Missouri vs. Baylor: Tigers' Win Should Erase Remaining Doubts

Erik SchultzCorrespondent IJanuary 22, 2012

COLUMBIA, MO - JANUARY 03:  Michael Dixon #11  of the Missouri Tigers in action during the game against the Oklahoma Sooners on January 3, 2012 at Mizzou Arena in Columbia, Missouri.  (Photo by Jamie Squire/Getty Images)
Jamie Squire/Getty Images

With Notre Dame knocking off top-ranked and previously unbeaten Syracuse, and Florida State taking down No. 4 Duke in Durham later in the day Saturday, Missouri’s win at No. 3 Baylor was pushed from its expected game-of-the-day status.

Despite that, nothing should be taken away from just how significant a win this was for Missouri.  While not really an upset, per se, most people—including myself—expected Baylor to bounce back from their humbling loss at Kansas and prevail against the Tigers on their home court in Waco. 

Instead, Missouri came out with what is by far their biggest win of the season to date.  While doing so, the Tigers also answered a few ongoing questions which had been raised—again, also by me—regarding just how legitimate this team was, despite a 17-1 record going into the weekend.

Question 1:  Missouri Hasn’t Beaten Anyone Really Good

Before beating Baylor, Missouri’s last game against a ranked team did not go very well.  The Tigers were beaten soundly at then-No. 22 Kansas State by 16 points, back on January 7. 

Missouri did beat Illinois in Saint Louis in late December and blew out California in Kansas City back in November.  However, neither of those teams is on the same level as the top teams in the Big 12. 

Despite a 17-1 record, Missouri had yet to beat someone that could make everyone agree they were a legitimate Top 10 team.  They were the only team in the Top 10—except for (previously) undefeated Syracuse and Murray State—that had yet to beat a Top 15 team themselves.

Ricardo Ratliffe led Missouri with 27 points in the win at Baylor
Ricardo Ratliffe led Missouri with 27 points in the win at BaylorJamie Squire/Getty Images

After Saturday’s win over Baylor, Missouri has erased such skepticism over their ability to compete with the Big 12’s—and the nation’s—best teams. 

Question 2:  Missouri Can’t Win on the Road

Last year, Missouri won just two games on the road all season, and just one in Big 12 play.  As a result, the Tigers backed into the NCAA Tournament as a No. 11 seed and were pounded by Cincinnati in the NCAA second round (Round of 64).

After winning at Baylor on Saturday, Missouri now has more road wins in the Big 12 (two) than they did all last year.  The Tigers also won at Iowa State, which is quickly emerging as one of the league’s more dangerous teams at 4-2 in Big 12 play.  Saturday’s win helps further establish that the loss at Kansas State will not be the norm for Missouri on the road this season.

This year’s Missouri team has clearly matured and is well-equipped to handle the pressures and ups-and-downs that come with playing away from a friendly home crowd.  Defeating a Top 5 team on the road will only take this team’s confidence to play away from home even higher.

Question 3:  Missouri is Too Small

In starting 13-0, Missouri didn’t face too many teams that posed serious challenges inside.  Illinois, with Meyers Leonard, was probably the biggest challenge to Missouri’s undersized frontcourt.  The Tigers handled him fairly well, thanks in large part to reserve center Steve Moore. 

However, the loss to Kansas State once again raised the question of whether Missouri could contend with the size that the likes of Kansas and Baylor bring to the table. 

This question was answered on Saturday thanks to the play of Ricardo Ratliffe on the offensive end. 

Ratliffe scored 27—a season-high—on 11-of-14 shooting.  He routinely benefited from Missouri’s spacing and dribble penetration, which continually broke down Baylor’s defense—whether it was the 2-3 zone or man-to-man.
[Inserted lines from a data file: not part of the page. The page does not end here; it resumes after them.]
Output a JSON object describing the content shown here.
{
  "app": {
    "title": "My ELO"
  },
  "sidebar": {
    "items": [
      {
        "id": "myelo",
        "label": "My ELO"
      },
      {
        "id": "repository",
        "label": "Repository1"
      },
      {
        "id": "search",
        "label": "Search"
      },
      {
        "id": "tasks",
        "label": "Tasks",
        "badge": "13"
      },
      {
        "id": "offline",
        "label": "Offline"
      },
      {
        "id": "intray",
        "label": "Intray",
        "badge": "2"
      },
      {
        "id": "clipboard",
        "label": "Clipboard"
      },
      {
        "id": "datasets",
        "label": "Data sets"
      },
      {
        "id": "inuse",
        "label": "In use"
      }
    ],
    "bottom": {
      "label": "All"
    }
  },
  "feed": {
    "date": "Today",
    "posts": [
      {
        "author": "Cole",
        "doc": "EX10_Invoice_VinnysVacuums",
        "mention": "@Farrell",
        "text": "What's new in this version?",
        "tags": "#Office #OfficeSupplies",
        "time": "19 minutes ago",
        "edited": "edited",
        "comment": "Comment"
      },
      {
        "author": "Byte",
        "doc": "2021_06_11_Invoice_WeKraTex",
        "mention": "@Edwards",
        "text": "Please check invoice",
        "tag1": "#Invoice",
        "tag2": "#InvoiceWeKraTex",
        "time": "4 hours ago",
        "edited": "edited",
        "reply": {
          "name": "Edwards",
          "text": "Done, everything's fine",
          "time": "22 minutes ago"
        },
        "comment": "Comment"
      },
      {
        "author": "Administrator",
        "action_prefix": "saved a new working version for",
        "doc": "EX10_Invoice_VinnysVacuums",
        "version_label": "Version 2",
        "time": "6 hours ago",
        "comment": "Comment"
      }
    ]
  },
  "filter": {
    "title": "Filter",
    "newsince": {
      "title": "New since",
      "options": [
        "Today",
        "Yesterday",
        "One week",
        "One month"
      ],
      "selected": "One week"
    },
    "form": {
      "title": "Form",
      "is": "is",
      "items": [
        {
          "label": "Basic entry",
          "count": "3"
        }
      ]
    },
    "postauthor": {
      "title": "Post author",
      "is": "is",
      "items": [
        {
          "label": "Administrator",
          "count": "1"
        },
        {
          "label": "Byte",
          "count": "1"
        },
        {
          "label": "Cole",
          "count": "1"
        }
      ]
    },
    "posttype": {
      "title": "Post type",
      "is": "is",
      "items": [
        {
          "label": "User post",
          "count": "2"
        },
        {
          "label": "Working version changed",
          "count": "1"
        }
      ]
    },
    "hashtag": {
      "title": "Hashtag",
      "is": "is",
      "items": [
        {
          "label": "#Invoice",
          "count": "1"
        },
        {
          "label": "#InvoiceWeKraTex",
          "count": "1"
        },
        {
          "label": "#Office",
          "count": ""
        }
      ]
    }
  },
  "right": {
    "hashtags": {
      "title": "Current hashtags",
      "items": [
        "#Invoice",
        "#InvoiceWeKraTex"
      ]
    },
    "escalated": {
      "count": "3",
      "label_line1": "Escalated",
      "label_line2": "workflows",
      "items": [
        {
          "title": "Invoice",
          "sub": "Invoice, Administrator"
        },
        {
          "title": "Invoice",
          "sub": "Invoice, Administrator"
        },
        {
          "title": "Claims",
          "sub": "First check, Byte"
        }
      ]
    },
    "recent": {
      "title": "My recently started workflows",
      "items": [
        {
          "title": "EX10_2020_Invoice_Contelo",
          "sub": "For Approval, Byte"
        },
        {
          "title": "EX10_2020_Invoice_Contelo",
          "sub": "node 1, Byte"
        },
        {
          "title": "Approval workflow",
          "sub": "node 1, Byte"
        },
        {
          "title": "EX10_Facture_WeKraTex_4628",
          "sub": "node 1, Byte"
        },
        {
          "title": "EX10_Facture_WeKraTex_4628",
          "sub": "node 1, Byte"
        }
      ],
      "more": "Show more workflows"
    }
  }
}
Baylor regularly plays four guys who are taller than the 6’8” Ratliffe, but Ricardo nonetheless was the dominant force in this one.

On defense, the quickness of Missouri’s guards—particularly Flip Pressey—kept Baylor from consistently getting the ball inside.  Pressey had six steals in the Tigers’ win and played a part in forcing some of the other Baylor turnovers (19 altogether). 

Once again, quickness won out over size for Missouri.  Passing the test against Baylor should give sufficient reason to believe Missouri can beat Kansas—or anyone else—they may face who has a significant size advantage.

Defeating the third-ranked team in the nation on their home court should also finally solidify Missouri’s status as a Top 5 team with legitimate Final Four possibilities.